How long have you worked in the Rhetoric and Writing Department and what classes do you teach?
I joined the department in Fall 2013, and I teach Online Writing Instruction certificate courses, rhetorical theory, creative nonfiction, and technical writing.
What attracted you to this program?
I knew of the UA Little Rock Department of Rhetoric and Writing since the early 2000s. The Department is well known as one of the first stand-alone writing programs in the country. When this job came open, I knew I had to apply. Working in a writing program that combines rhetoric, nonfiction, technical writing and editing was my dream. The PTW program has a robust history of excellence AND provides faculty space for innovation and creativity. You can’t beat that.
Do you have a favorite class or subject?
Well, I do love online writing instruction classes. Seeing graduate students turn great ideas into online classes never gets old. Teaching teachers is an awesome responsibility. And I work hard to make my classes innovative and relevant.
What hobbies/interest do you have outside of the classroom?

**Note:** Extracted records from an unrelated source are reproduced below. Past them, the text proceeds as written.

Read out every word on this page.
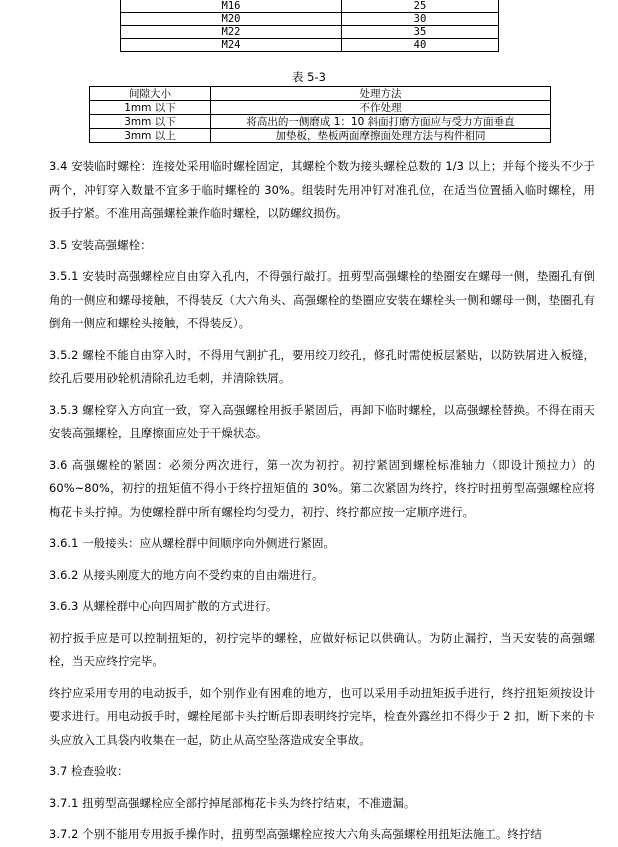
M16	25
M20	30
M22	35
M24	40
表 5-3
间隙大小	处理方法
1mm 以下	不作处理
3mm 以下	将高出的一侧磨成 1：10 斜面打磨方面应与受力方面垂直
3mm 以上	加垫板，垫板两面摩擦面处理方法与构件相同

3.4 安装临时螺栓：连接处采用临时螺栓固定，其螺栓个数为接头螺栓总数的 1/3 以上；并每个接头不少于两个，冲钉穿入数量不宜多于临时螺栓的 30%。组装时先用冲钉对准孔位，在适当位置插入临时螺栓，用扳手拧紧。不准用高强螺栓兼作临时螺栓，以防螺纹损伤。

3.5 安装高强螺栓：

3.5.1 安装时高强螺栓应自由穿入孔内，不得强行敲打。扭剪型高强螺栓的垫圈安在螺母一侧，垫圈孔有倒角的一侧应和螺母接触，不得装反（大六角头、高强螺栓的垫圈应安装在螺栓头一侧和螺母一侧，垫圈孔有倒角一侧应和螺栓头接触，不得装反）。

3.5.2 螺栓不能自由穿入时，不得用气割扩孔，要用绞刀绞孔，修孔时需使板层紧贴，以防铁屑进入板缝，绞孔后要用砂轮机清除孔边毛刺，并清除铁屑。

3.5.3 螺栓穿入方向宜一致，穿入高强螺栓用扳手紧固后，再卸下临时螺栓，以高强螺栓替换。不得在雨天安装高强螺栓，且摩擦面应处于干燥状态。

3.6 高强螺栓的紧固：必须分两次进行，第一次为初拧。初拧紧固到螺栓标准轴力（即设计预拉力）的 60%~80%，初拧的扭矩值不得小于终拧扭矩值的 30%。第二次紧固为终拧，终拧时扭剪型高强螺栓应将梅花卡头拧掉。为使螺栓群中所有螺栓均匀受力，初拧、终拧都应按一定顺序进行。

3.6.1 一般接头：应从螺栓群中间顺序向外侧进行紧固。

3.6.2 从接头刚度大的地方向不受约束的自由端进行。

3.6.3 从螺栓群中心向四周扩散的方式进行。

初拧扳手应是可以控制扭矩的，初拧完毕的螺栓，应做好标记以供确认。为防止漏拧，当天安装的高强螺栓，当天应终拧完毕。

终拧应采用专用的电动扳手，如个别作业有困难的地方，也可以采用手动扭矩扳手进行，终拧扭矩须按设计要求进行。用电动扳手时，螺栓尾部卡头拧断后即表明终拧完毕，检查外露丝扣不得少于 2 扣，断下来的卡头应放入工具袋内收集在一起，防止从高空坠落造成安全事故。

3.7 检查验收：

3.7.1 扭剪型高强螺栓应全部拧掉尾部梅花卡头为终拧结束，不准遗漏。

3.7.2 个别不能用专用扳手操作时，扭剪型高强螺栓应按大六角头高强螺栓用扭矩法施工。终拧结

What? You’re supposed to have hobbies outside of the classroom? This is new to me. In my “spare” time, I play games with my kids (8 & 2.75), do yoga, and read books not related to online writing instruction (just kidding on that last one…I read books about OWI for fun).
What’s a fun fact about yourself that your students or colleagues don’t know about you?
For a brief period in the early 1990s, I thought I might become a professional golfer.
What is your favorite quote from a writer?
Two: Norman Maclean and Annie Dillard.
Favorite passage from Maclean’s A River Runs Through It:
Once, for instance, my father asked me a series of questions that suddenly made me wonder whether I understood even my father whom I felt closer to than any man I have ever known. “You like to tell true stories, don’t you?” he asked, and I answered, “Yes, I like to tell stories that are true.”
Then he asked, “After you have finished your true stories sometime, why don’t you make up a story and the people to go with it?
“Only then will you understand what happened and why.”
“It is those we live with and love and should know who elude us.”
Favorite Annie Dillard passage from “Living Like Weasels:”
I think it would be well, and proper, and obedient, and pure, to grasp your one necessity and not let it go, to dangle from it limp wherever it takes you. Then even death, where you’re going no matter how you live, cannot you part. Seize it and let it seize you up aloft even, till your eyes burn out and drop; let your musky flesh fall off in shreds, and let your very bones unhinge and scatter, loosened over fields, over fields and woods, lightly, thoughtless, from any height at all, from as high as eagles.